FİRUZE ATAŞ'DAN
Sabah alarmın sesiyle uyandım. Bugün timimle vedalaşmaya gidecektim çünkü tayinim çıkmıştı. Bu tayini ben istememiştim üstlerimden bir emirdi. Yeni görev yerim Şırnak Silopi'ydi. Bu durumdan mutluydum çünkü Erdem amcam da Silopi'de albay olarak görev yapıyordu ve ben onun olduğu karargaha verilmiştim.
Erdem amca babamın devresiydi. Babam şehit olunca bizimle Erdem amcalar ilgilenmişti. Eşi Hatice teyze de anneme destek olmuştu. Kızları Sevgi ise uzman istihbaratçıydı benim de en yakın arkadaşımdı hatta kız kardeşimdi. Onun da tayini Silopi'ye çıkmıştı. Acayip mutlu olmuştuk bu duruma.
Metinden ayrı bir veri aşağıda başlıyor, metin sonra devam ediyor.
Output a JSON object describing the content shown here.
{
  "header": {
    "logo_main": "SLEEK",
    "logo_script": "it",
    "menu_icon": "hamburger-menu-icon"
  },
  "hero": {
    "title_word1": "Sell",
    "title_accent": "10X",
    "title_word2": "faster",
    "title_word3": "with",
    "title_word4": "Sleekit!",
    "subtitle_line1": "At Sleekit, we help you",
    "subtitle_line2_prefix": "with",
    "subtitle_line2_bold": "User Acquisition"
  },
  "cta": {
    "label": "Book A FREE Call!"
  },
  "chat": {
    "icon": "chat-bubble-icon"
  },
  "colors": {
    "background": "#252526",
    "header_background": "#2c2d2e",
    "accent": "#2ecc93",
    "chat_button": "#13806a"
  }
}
Uykulu uykulu etrafa baktım ve gözlerimi ovuşturarak yatağımdan kalktım. Odamdan dışarıya çıktığım anda burnuma mis gibi kokular geldi. Annem yine döktürüyordu sanırım. Daha fazla ayakta durmadan mutfağa doğru yöneldim. Mutfağa girdiğim de annemin arkası dönük bir şekilde tezgahta kahvaltı hazırladığını gördüm.
Gidip sarıldım ve yanağına sulu bir öpücük kondurdum. Annem "ay kızım öyle sessiz sessiz yaklaşılır mı? korktum" dedi. Güldüm ve "sana da günaydın Elif sultan" dedim. "Günaydın prensesim de sana pek ayamamış gibi baksana gözünün çapağı duruyor git de yüzünü yıka " dedi gülerek. "Emredersiniz Elif sultan hemen" dedim ve kızarttığı patateslerden bir kaç tane ağzıma attım.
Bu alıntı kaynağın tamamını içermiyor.